El Paí-cura es el que ha hecho adúltero a este pueblo leal. Lleno estaba de inocencia, de natural bondad. ¡Si por lo menos lo hubiesen dejado vivir en su primitivo cristianismo! Ya el Antiguo Testamento narra las iras de Jehová contra Jerusalén agusanada de-escribas y fariseos. Narra las fechorías de los malos sacerdotes, delos falsos profetas. Si esto sucedía en los tiempos de Jehová con el llamado Pueblo de Dios, ¿qué miserias no iban a reinar en estas tierras que los católicos conquistadores y misioneros vinieron a reducir a un anticipado infierno para mayor gloria de Dios?
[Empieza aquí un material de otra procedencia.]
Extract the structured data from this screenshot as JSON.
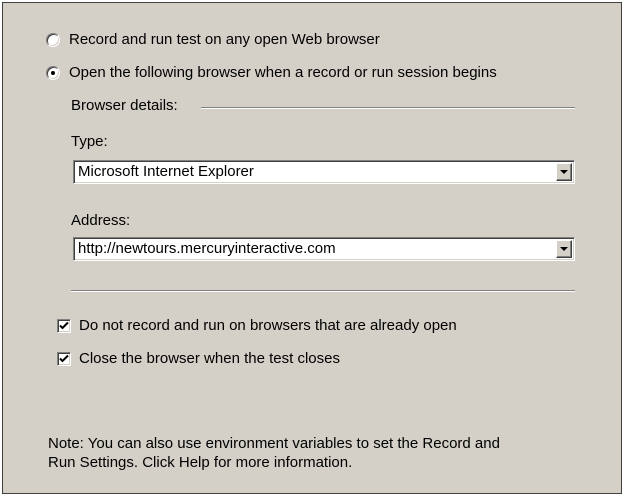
{
  "options": {
    "radio_any": {
      "label": "Record and run test on any open Web browser",
      "selected": false
    },
    "radio_open": {
      "label": "Open the following browser when a record or run session begins",
      "selected": true
    }
  },
  "browser_details": {
    "section_label": "Browser details:",
    "type_label": "Type:",
    "type_value": "Microsoft Internet Explorer",
    "address_label": "Address:",
    "address_value": "http://newtours.mercuryinteractive.com"
  },
  "checkboxes": {
    "no_record_open": {
      "label": "Do not record and run on browsers that are already open",
      "checked": true
    },
    "close_browser": {
      "label": "Close the browser when the test closes",
      "checked": true
    }
  },
  "note": {
    "line1": "Note: You can also use environment variables to set the Record and",
    "line2": "Run Settings.  Click Help for more information."
  }
}
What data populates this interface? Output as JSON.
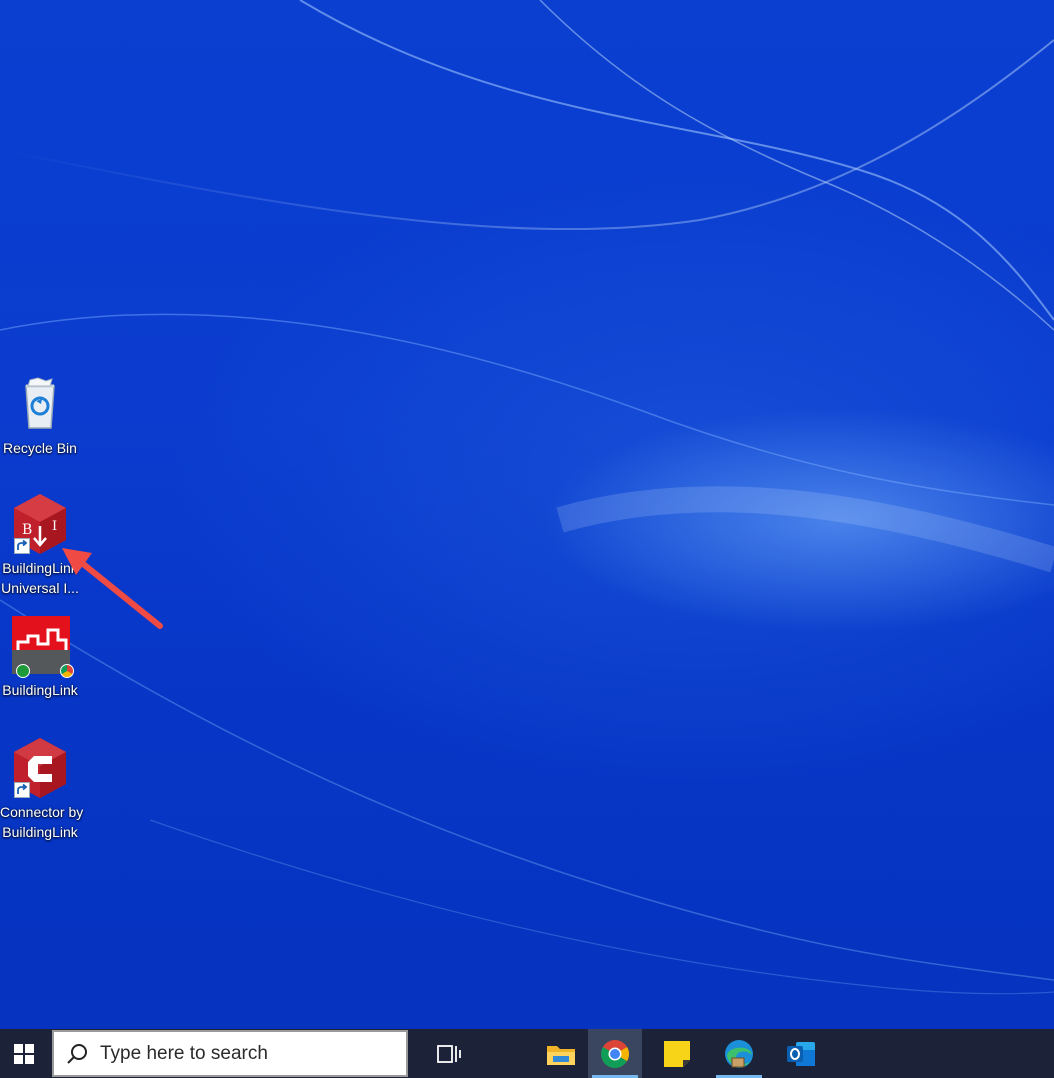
{
  "desktop": {
    "icons": [
      {
        "label": "Recycle Bin",
        "icon": "recycle-bin-icon"
      },
      {
        "label": "BuildingLink Universal I...",
        "line1": "BuildingLink",
        "line2": "Universal I...",
        "icon": "buildinglink-universal-installer-icon"
      },
      {
        "label": "BuildingLink",
        "icon": "buildinglink-app-icon"
      },
      {
        "label": "Connector by BuildingLink",
        "line1": "Connector by",
        "line2": "BuildingLink",
        "icon": "connector-buildinglink-icon"
      }
    ],
    "annotation": {
      "type": "arrow",
      "color": "#f04a44",
      "target": "BuildingLink Universal I..."
    }
  },
  "taskbar": {
    "search_placeholder": "Type here to search",
    "items": [
      {
        "name": "task-view",
        "icon": "task-view-icon"
      },
      {
        "name": "file-explorer",
        "icon": "folder-icon"
      },
      {
        "name": "chrome",
        "icon": "chrome-icon",
        "state": "active"
      },
      {
        "name": "sticky-notes",
        "icon": "sticky-notes-icon"
      },
      {
        "name": "edge",
        "icon": "edge-icon"
      },
      {
        "name": "outlook",
        "icon": "outlook-icon"
      }
    ]
  },
  "colors": {
    "wallpaper": "#0b3ccf",
    "taskbar": "#1c2238",
    "accent_underline": "#77b9ee",
    "arrow": "#f04a44"
  }
}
Al obispo Panes lo saqué de su silla en 1819, luego de muchos años de no querer cumplir sus obligaciones ni ejercer su ministerio. Su misma demencia, verdadera o simulada, no era sino el estado de su encono furioso contra los patriotas. ¡Ateo! ¡Hereje! ¡Anticristo!, ponen el grito en el cielo mis calumniadores clandestinos. ¿Qué hacen aquí abajo los curas? Nada más que espumar la olla de sus negras intenciones. Nadie conoce mejor que el cucharón el fondo de la olla. Des-ollé los cucharones de frailes y curas. Los saqué de sus madrigueras y cubiles de vergüenza y degradación. El comandante Bejarano, Excelencia, si me permite meter la cuchara, sacó por su orden los confesonarios a la calle y los repartió por la ciudad para garitas de los centinelas. ¡Lindos de ver, Señor, esos nichos de madera labrada y dorada de las calles! Los guardias sentados adentro, vicheando a través de los visillos de raso. Las puntas de las bayonetas caladas refucilando afuera a los rayos del sol. Muy satisfecho, riéndose difunteramente, Su Excelencia solía decir: ¡Ningún ejército del mundo tiene a sus centinelas en garitas más lujuriosas! Las mujeres seguían viniendo a arrodillarse ante las rejillas de los confesonarios-garitas queriendo confesar sus pecados. Denuncias. Quejas. Delaciones. Pleitos entre comadres. Alguno que otro grano quedaba a veces en el cedazo de la rejilla. El guardia-cura imponía la penitencia a las pecadoras en los zanjones y mandaba a los pecadores a la prevención más cercana. Un sin-jui-cio vino a confesar al centinela haber asesinado a Su Excelencia. ¡Yo quiero pagar mi culpa! ¡Quiero pagar mi crimen contra nuestro Supremo Gobierno!, gritaba para que lo oyera todo el mundo frente al Cuartel de los Recoletos. Le salía espuma por la boca. ¡Yo he matado a nuestro Karaí-Guasú! ¡Quiero pagar, quiero pagar, quiero pagar! ¡Quiero que me ajusticien! El centinela no sabía qué hacer con el loco. Vaya y dése preso en el cuartel. ¡No, yo quiero que me maten ahora mismo!, seguía gritando el loco. Saltó de donde estaba hincado. Se agarró a la bayoneta del guardia y la enterró en su pecho hasta la cruz. ¡Yo maté al Gobierno! ¡Ahora lo rematé!, fueron sus últimas palabras.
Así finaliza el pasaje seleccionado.